Monstruo

Antes de llamar a la puerta, mi madre nos echa un último vistazo a mi hermana y a mí. Alarga la mano para repeinarme el flequillo pero yo se lo impido, molesta. Mi padre toca el timbre. Al cabo de unos minutos, la puerta se abre y aparece mi tío, con una copa de vino en la mano. Los dos hombres se quedan hablando en el recibidor, mientras nosotras atravesamos el oscuro pasillo que conduce a la sala de estar. La casa de mis tíos huele a rancio, a naftalina y a cera para suelos. En la sala, la luz de la terraza deja al descubierto las motas de polvo que flotan en el aire. Vemos que los tres están sentados afuera, tomando el sol. Mi madre, mi hermana y yo nos acercamos al grupo. Agustín está sentado junto a mi abuela, y mi tía Nuria le está limpiando la boca manchada de chocolate. Él se ha ensuciado el traje, como siempre, pero todo son carantoñas y caricias a su alrededor. Lentamente, mi estómago se encoge mientras da comienzo mi suplicio dominical.

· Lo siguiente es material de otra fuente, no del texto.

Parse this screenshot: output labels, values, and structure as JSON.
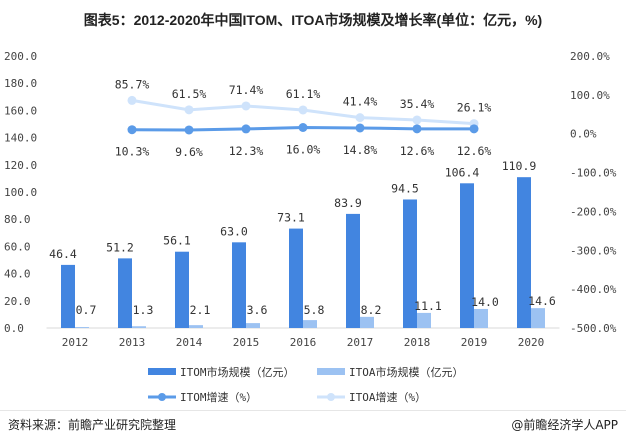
{
  "chart_data": {
    "type": "bar+line",
    "title": "图表5：2012-2020年中国ITOM、ITOA市场规模及增长率(单位：亿元，%)",
    "categories": [
      "2012",
      "2013",
      "2014",
      "2015",
      "2016",
      "2017",
      "2018",
      "2019",
      "2020"
    ],
    "bars": [
      {
        "name": "ITOM市场规模（亿元）",
        "color": "#4285e0",
        "values": [
          46.4,
          51.2,
          56.1,
          63.0,
          73.1,
          83.9,
          94.5,
          106.4,
          110.9
        ]
      },
      {
        "name": "ITOA市场规模（亿元）",
        "color": "#9cc2f2",
        "values": [
          0.7,
          1.3,
          2.1,
          3.6,
          5.8,
          8.2,
          11.1,
          14.0,
          14.6
        ]
      }
    ],
    "lines": [
      {
        "name": "ITOM增速（%）",
        "color": "#5b9be8",
        "x": [
          "2013",
          "2014",
          "2015",
          "2016",
          "2017",
          "2018",
          "2019"
        ],
        "values": [
          10.3,
          9.6,
          12.3,
          16.0,
          14.8,
          12.6,
          12.6
        ],
        "labels": [
          "10.3%",
          "9.6%",
          "12.3%",
          "16.0%",
          "14.8%",
          "12.6%",
          "12.6%"
        ]
      },
      {
        "name": "ITOA增速（%）",
        "color": "#cfe3fb",
        "x": [
          "2013",
          "2014",
          "2015",
          "2016",
          "2017",
          "2018",
          "2019"
        ],
        "values": [
          85.7,
          61.5,
          71.4,
          61.1,
          41.4,
          35.4,
          26.1
        ],
        "labels": [
          "85.7%",
          "61.5%",
          "71.4%",
          "61.1%",
          "41.4%",
          "35.4%",
          "26.1%"
        ]
      }
    ],
    "y_left": {
      "range": [
        0,
        200
      ],
      "ticks": [
        "0.0",
        "20.0",
        "40.0",
        "60.0",
        "80.0",
        "100.0",
        "120.0",
        "140.0",
        "160.0",
        "180.0",
        "200.0"
      ]
    },
    "y_right": {
      "range": [
        -500,
        200
      ],
      "ticks": [
        "-500.0%",
        "-400.0%",
        "-300.0%",
        "-200.0%",
        "-100.0%",
        "0.0%",
        "100.0%",
        "200.0%"
      ]
    },
    "grid": false,
    "legend": "bottom"
  },
  "footer": {
    "source": "资料来源：前瞻产业研究院整理",
    "brand": "@前瞻经济学人APP"
  },
  "watermark": "前瞻产业研究院"
}
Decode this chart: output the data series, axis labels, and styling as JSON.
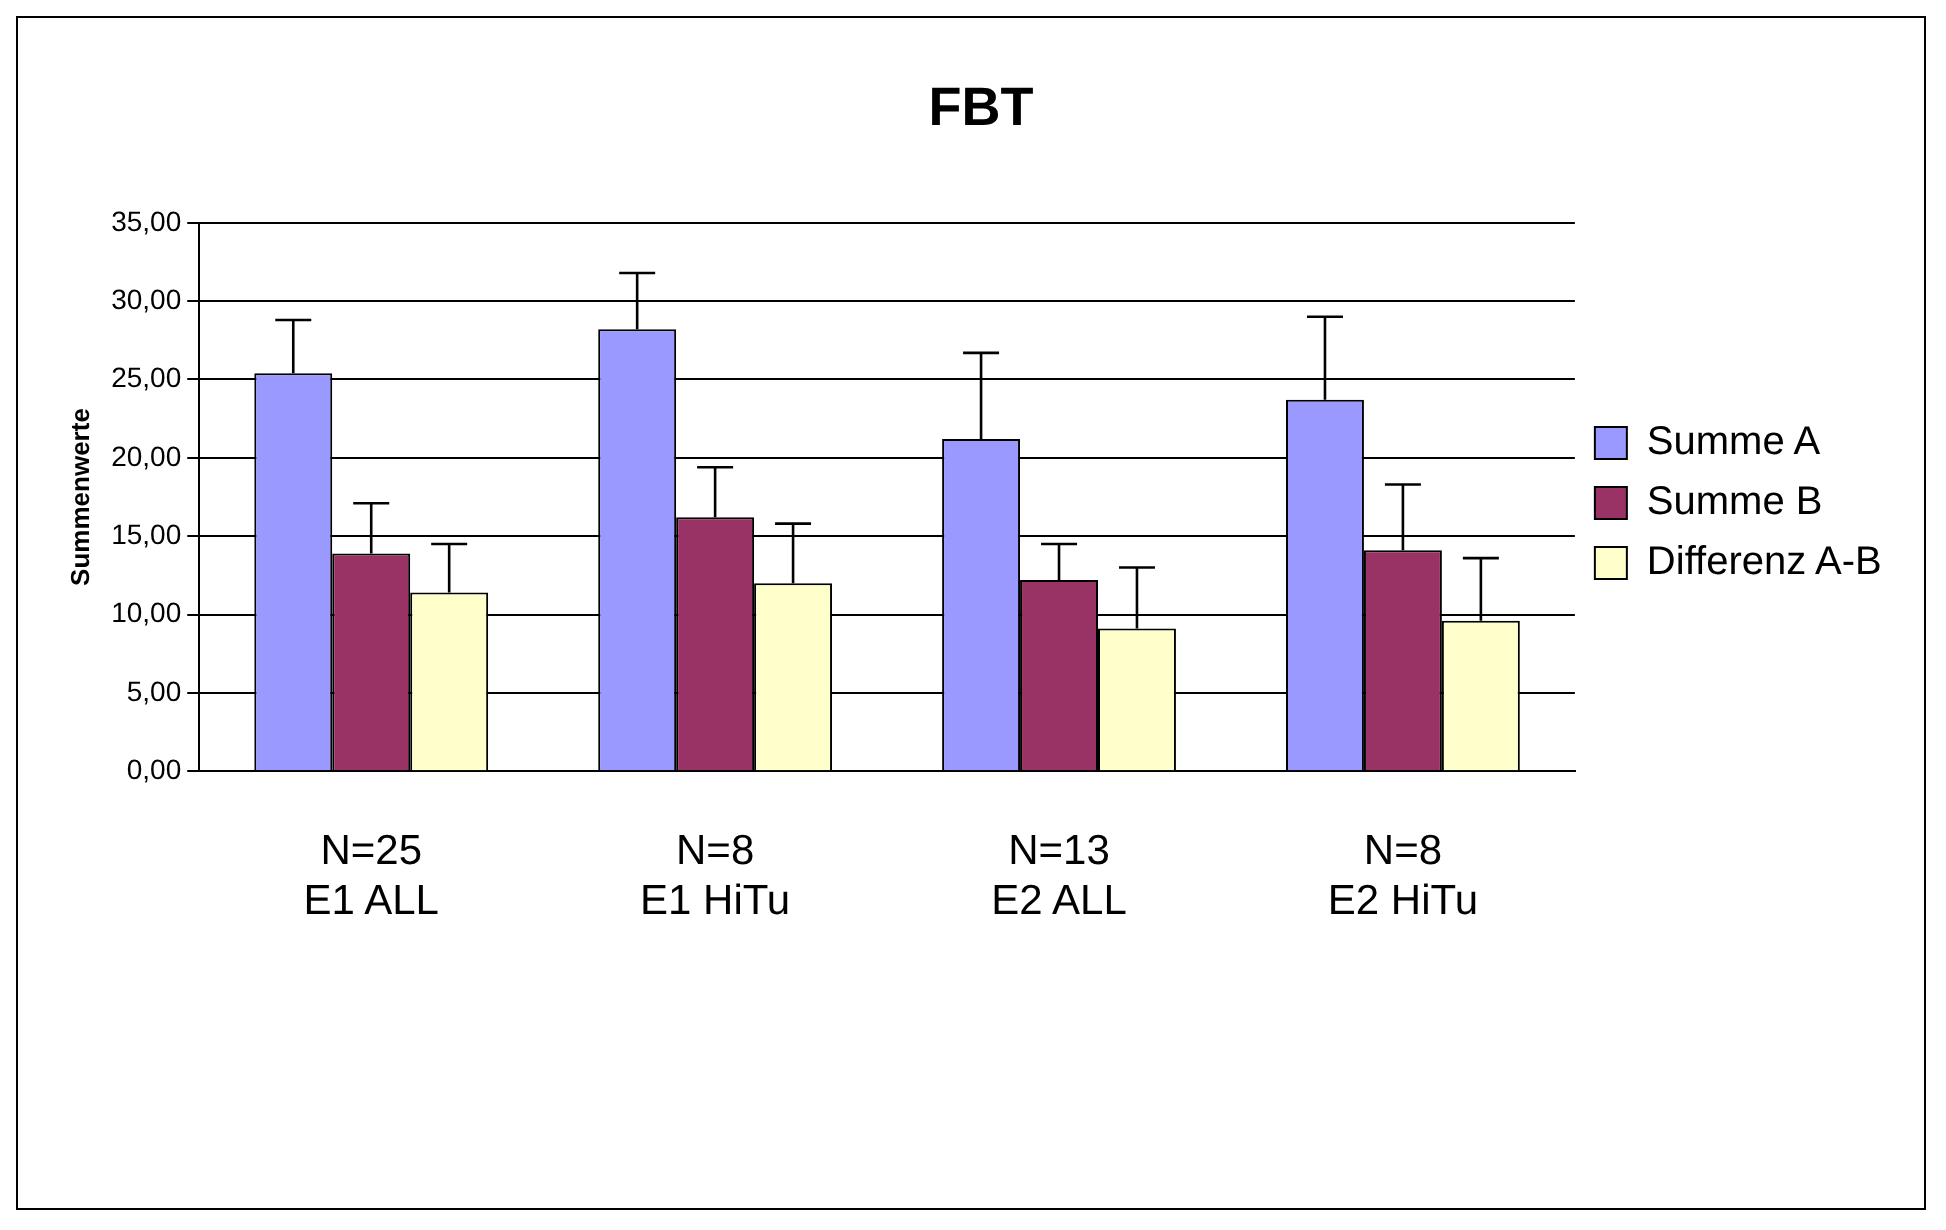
{
  "chart_data": {
    "type": "bar",
    "title": "FBT",
    "ylabel": "Summenwerte",
    "categories": [
      "N=25\nE1 ALL",
      "N=8\nE1 HiTu",
      "N=13\nE2 ALL",
      "N=8\nE2 HiTu"
    ],
    "series": [
      {
        "name": "Summe A",
        "color": "#9999ff",
        "values": [
          25.4,
          28.2,
          21.2,
          23.7
        ],
        "errors": [
          [
            25.4,
            28.8
          ],
          [
            28.2,
            31.8
          ],
          [
            21.2,
            26.7
          ],
          [
            23.7,
            29.0
          ]
        ]
      },
      {
        "name": "Summe B",
        "color": "#993366",
        "values": [
          13.9,
          16.2,
          12.2,
          14.1
        ],
        "errors": [
          [
            13.9,
            17.1
          ],
          [
            16.2,
            19.4
          ],
          [
            12.2,
            14.5
          ],
          [
            14.1,
            18.3
          ]
        ]
      },
      {
        "name": "Differenz A-B",
        "color": "#ffffcc",
        "values": [
          11.4,
          12.0,
          9.1,
          9.6
        ],
        "errors": [
          [
            11.4,
            14.5
          ],
          [
            12.0,
            15.8
          ],
          [
            9.1,
            13.0
          ],
          [
            9.6,
            13.6
          ]
        ]
      }
    ],
    "ylim": [
      0,
      35
    ],
    "yticks": [
      {
        "value": 0,
        "label": "0,00"
      },
      {
        "value": 5,
        "label": "5,00"
      },
      {
        "value": 10,
        "label": "10,00"
      },
      {
        "value": 15,
        "label": "15,00"
      },
      {
        "value": 20,
        "label": "20,00"
      },
      {
        "value": 25,
        "label": "25,00"
      },
      {
        "value": 30,
        "label": "30,00"
      },
      {
        "value": 35,
        "label": "35,00"
      }
    ],
    "grid": "y",
    "legend": "right"
  }
}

Mi madre saluda a todos y enseguida exclama: “¡Agustín, pero qué guapo que está mi niño, por Dios!”. Y de repente todo el mundo comienza a festejar a Agustín, mi primo síndrome de Down de quince años. “¡Pero qué simpático y qué salado es!”, chilla mi hermana; y mi madre le acaricia el pelo y ordena: “¡Niñas, dadle un beso a vuestro primo!”; y mi abuela le hace carantoñas, y mi tía lo contempla orgullosa y yo me muero por darle una colleja a ese imbécil y gritarles a todas: “¡Pero qué es lo que hacéis, si este monstruito vive en una continua celebración de su estupidez!”, pero en lugar de eso me pego a la pared con una sonrisa forzada, procuro pasar desapercibida, evito besar su cara fofa, de mirada bovina, y pienso: “Ojalá que alguien lo mande a su habitación a dormir”, para no verlo, para que no me moleste con sus caricias blandas y sus mocos y sus babas y sus lloriqueos; para que no me amargue todas las reuniones familiares desde que tengo uso de razón, joder. Y algo de lo que pienso debe de reflejarse en mi rostro, porque de pronto mi madre se vuelve hacia mí, su hija mayor, la otra quinceañera de la familia, y sonriendo me lanza una de esas miradas que hielan la sangre. “Elisa, venga, dale un beso a tu primo”, ordena.

Entonces se hace el silencio en la terraza, como si estuviera a punto de celebrarse un ritual sagrado. Yo me acerco a mi primo Agustín, que mantiene la mirada fija en mi pecho mientras un hilillo de baba resbala desde su boca hasta el cuello de su camisa. Tiene toda la cara manchada de chocolate, saliva y migas de galleta. Creo que hasta huele mal. Contengo la respiración y me inclino para besarlo, pero entonces él se encoge y comienza a gemir y a chillar como un cerdo camino del matadero. Se agarra a mi tía, que suspira resignada y comenta que el pobre ya está cansado, que se lo va a llevar a la habitación. Los dos se marchan y nosotras nos quedamos en silencio. Mi madre me lanza una mirada gélida, que me hace sentir mal. Y me pregunto por qué me mira de esa forma, como si el monstruo de la familia fuera yo.